I believe there are mainly two potential problems with this implementation regarding unnecessary rerenders that could lead to potential performance issues.
1. Every time there is a change to the store the top-level component (root node) rerenders, thus the entire App gets rerendered.
2. Because the Provider passes the state down every time there is an update, useContext
will rerender every connected component regardless of that component caring about that change or not.
Note, these issues sound related but they are very different and solving one doesn’t guarantee to solve the other.
The first one is easy to understand. Updates on the root node will make react render the entire tree and run the reconciliation algorithm for everything.

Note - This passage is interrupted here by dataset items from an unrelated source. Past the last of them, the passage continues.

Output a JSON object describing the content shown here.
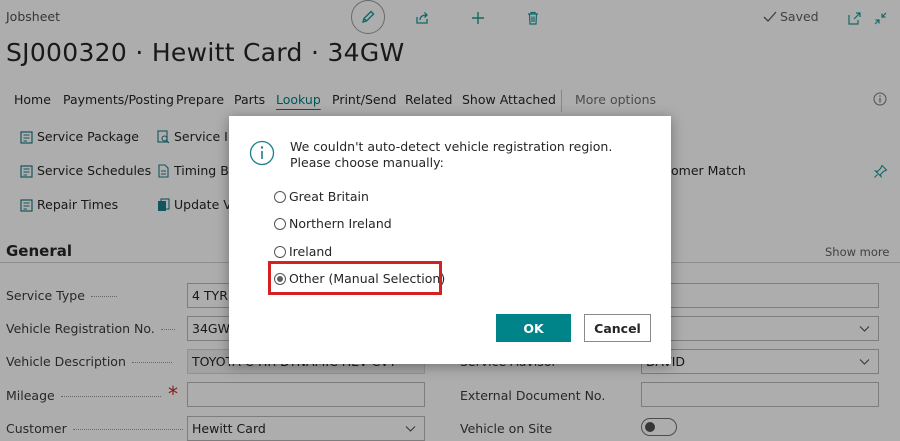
{
  "header": {
    "page_kind": "Jobsheet",
    "title": "SJ000320 · Hewitt Card · 34GW",
    "status": "Saved",
    "icons": [
      "edit-icon",
      "share-icon",
      "new-icon",
      "delete-icon",
      "open-new-window-icon",
      "collapse-icon"
    ]
  },
  "menu": {
    "items": [
      "Home",
      "Payments/Posting",
      "Prepare",
      "Parts",
      "Lookup",
      "Print/Send",
      "Related",
      "Show Attached"
    ],
    "active": "Lookup",
    "more": "More options"
  },
  "actions": {
    "service_package": "Service Package",
    "service_int": "Service Int",
    "service_schedules": "Service Schedules",
    "timing_be": "Timing Be",
    "repair_times": "Repair Times",
    "update_ve": "Update Ve",
    "customer_match": "omer Match"
  },
  "general": {
    "title": "General",
    "show_more": "Show more",
    "fields": {
      "service_type": {
        "label": "Service Type",
        "value": "4 TYRE"
      },
      "vehicle_registration": {
        "label": "Vehicle Registration No.",
        "value": "34GW"
      },
      "vehicle_description": {
        "label": "Vehicle Description",
        "value": "TOYOTA C-HR DYNAMIC HEV CVT"
      },
      "mileage": {
        "label": "Mileage",
        "value": "",
        "required_mark": "*"
      },
      "customer": {
        "label": "Customer",
        "value": "Hewitt Card"
      },
      "service_advisor": {
        "label": "Service Advisor",
        "value": "DAVID"
      },
      "external_document": {
        "label": "External Document No.",
        "value": ""
      },
      "vehicle_on_site": {
        "label": "Vehicle on Site",
        "value": false
      }
    }
  },
  "dialog": {
    "message": "We couldn't auto-detect vehicle registration region. Please choose manually:",
    "options": [
      "Great Britain",
      "Northern Ireland",
      "Ireland",
      "Other (Manual Selection)"
    ],
    "selected": "Other (Manual Selection)",
    "ok_label": "OK",
    "cancel_label": "Cancel"
  },
  "colors": {
    "accent": "#008489",
    "highlight": "#d42222",
    "required": "#c82828"
  }
}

The second one has to do with the fact that useContext
will trigger a rerender for every “connected” component when the Provider updates as stated in the documentation: https://reactjs.org/docs/hooks-reference.html#usecontext.
Side note:
useContext
will trigger a rerender EVEN if there is a Pure Component between the provider and the component (which is AWESOME!!). I’ve tested it ¯\_(ツ)_/¯.
Out of experience, because React is very fast (and even faster on a production build), these issues will go unnoticeable on small to medium sized apps, but the opposite is true for big apps and above.

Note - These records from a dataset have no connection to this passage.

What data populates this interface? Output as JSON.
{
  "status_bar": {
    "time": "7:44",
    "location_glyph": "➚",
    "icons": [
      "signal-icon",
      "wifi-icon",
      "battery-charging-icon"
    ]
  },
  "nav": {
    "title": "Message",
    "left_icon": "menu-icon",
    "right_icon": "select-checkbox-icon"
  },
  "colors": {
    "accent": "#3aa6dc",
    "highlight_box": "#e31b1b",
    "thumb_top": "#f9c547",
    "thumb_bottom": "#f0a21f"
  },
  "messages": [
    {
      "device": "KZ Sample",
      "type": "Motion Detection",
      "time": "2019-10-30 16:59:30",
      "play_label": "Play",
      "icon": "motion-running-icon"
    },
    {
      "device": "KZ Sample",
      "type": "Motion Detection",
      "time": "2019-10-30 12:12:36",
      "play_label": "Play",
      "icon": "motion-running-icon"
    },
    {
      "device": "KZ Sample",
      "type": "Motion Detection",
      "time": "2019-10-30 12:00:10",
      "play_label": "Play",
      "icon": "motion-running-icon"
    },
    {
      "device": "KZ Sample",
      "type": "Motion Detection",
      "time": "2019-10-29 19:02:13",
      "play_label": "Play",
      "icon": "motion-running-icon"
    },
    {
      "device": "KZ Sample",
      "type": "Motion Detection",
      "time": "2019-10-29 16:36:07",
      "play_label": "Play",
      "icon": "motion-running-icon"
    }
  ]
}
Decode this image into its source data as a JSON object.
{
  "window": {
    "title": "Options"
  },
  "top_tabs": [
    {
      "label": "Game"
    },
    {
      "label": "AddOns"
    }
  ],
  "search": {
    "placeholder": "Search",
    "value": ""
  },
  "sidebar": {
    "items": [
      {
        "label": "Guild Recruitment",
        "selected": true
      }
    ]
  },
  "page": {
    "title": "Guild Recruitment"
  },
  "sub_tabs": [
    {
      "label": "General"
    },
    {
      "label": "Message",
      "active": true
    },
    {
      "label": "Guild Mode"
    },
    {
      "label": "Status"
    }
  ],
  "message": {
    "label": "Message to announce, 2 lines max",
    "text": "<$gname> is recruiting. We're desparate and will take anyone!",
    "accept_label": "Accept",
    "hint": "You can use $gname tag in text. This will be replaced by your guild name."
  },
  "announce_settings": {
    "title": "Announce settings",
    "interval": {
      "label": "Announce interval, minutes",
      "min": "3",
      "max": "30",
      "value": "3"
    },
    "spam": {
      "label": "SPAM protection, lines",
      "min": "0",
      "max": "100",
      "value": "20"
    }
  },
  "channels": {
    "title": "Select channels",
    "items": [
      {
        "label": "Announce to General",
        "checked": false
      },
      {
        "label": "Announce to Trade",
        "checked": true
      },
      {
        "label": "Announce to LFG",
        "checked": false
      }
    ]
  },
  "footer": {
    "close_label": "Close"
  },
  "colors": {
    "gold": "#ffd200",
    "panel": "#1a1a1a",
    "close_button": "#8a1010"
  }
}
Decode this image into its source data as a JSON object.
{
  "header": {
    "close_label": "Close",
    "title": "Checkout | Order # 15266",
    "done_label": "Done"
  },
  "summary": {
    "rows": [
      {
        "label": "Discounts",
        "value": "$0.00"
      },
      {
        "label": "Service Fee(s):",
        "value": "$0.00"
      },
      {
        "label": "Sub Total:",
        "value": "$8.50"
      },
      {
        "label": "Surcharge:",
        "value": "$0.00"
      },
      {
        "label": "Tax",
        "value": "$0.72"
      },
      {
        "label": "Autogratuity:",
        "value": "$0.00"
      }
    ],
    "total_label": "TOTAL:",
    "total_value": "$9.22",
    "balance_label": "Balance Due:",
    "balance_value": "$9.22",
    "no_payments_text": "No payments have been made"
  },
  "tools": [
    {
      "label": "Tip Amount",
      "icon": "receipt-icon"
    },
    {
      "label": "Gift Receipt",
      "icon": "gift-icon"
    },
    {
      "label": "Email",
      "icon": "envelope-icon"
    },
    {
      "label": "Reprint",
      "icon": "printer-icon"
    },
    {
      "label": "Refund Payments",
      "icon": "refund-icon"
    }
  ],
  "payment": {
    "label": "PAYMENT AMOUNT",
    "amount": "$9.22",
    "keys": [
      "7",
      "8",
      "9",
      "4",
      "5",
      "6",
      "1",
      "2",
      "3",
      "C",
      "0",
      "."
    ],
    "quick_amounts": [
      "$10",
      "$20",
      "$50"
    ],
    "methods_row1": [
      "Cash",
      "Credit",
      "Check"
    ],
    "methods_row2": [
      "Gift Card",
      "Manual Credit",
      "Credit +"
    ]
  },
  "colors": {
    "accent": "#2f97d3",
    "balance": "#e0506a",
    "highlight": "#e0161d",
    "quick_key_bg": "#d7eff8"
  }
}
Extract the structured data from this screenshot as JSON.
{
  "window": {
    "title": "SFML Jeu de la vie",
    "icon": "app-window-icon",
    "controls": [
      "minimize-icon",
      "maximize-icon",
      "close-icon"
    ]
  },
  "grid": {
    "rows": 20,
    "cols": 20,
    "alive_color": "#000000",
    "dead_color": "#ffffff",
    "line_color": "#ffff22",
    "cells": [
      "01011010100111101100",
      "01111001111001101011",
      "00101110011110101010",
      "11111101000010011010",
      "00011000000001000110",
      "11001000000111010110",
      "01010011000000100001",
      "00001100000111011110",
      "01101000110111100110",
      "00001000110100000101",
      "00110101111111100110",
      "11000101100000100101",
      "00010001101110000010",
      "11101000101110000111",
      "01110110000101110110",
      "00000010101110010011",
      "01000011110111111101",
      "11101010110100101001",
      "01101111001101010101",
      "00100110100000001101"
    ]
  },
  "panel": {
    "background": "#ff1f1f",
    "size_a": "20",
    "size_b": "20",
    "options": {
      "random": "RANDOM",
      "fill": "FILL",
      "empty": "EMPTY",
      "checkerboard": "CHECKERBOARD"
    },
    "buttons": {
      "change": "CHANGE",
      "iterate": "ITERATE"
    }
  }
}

How can these two issues be solved? Ugly, that is how :(.
The crazy thing is, I was writing this exact same medium post (not joking), but the implementation got more complicated, and I ended up not liking it. Basically, I made useStore
return a memoized subscribe
callback (a never-changing! callback, even if the state changed inside) and when the store updated, it would manually notify the subscribers, this fixed issue #1. Then useConnect
did something similar, it used useContext
ONLY to subscribe and then notified the connected components when there was an update after running doing a shallow compare (===
triple equal). To do this, I had to use useState
to keep a local state inside useConnect
, and call setState
only if the state really changed.
P.S. I did not run your code and all my comments are based on reading your code only. Sorry if I said something you already repeated in your post :).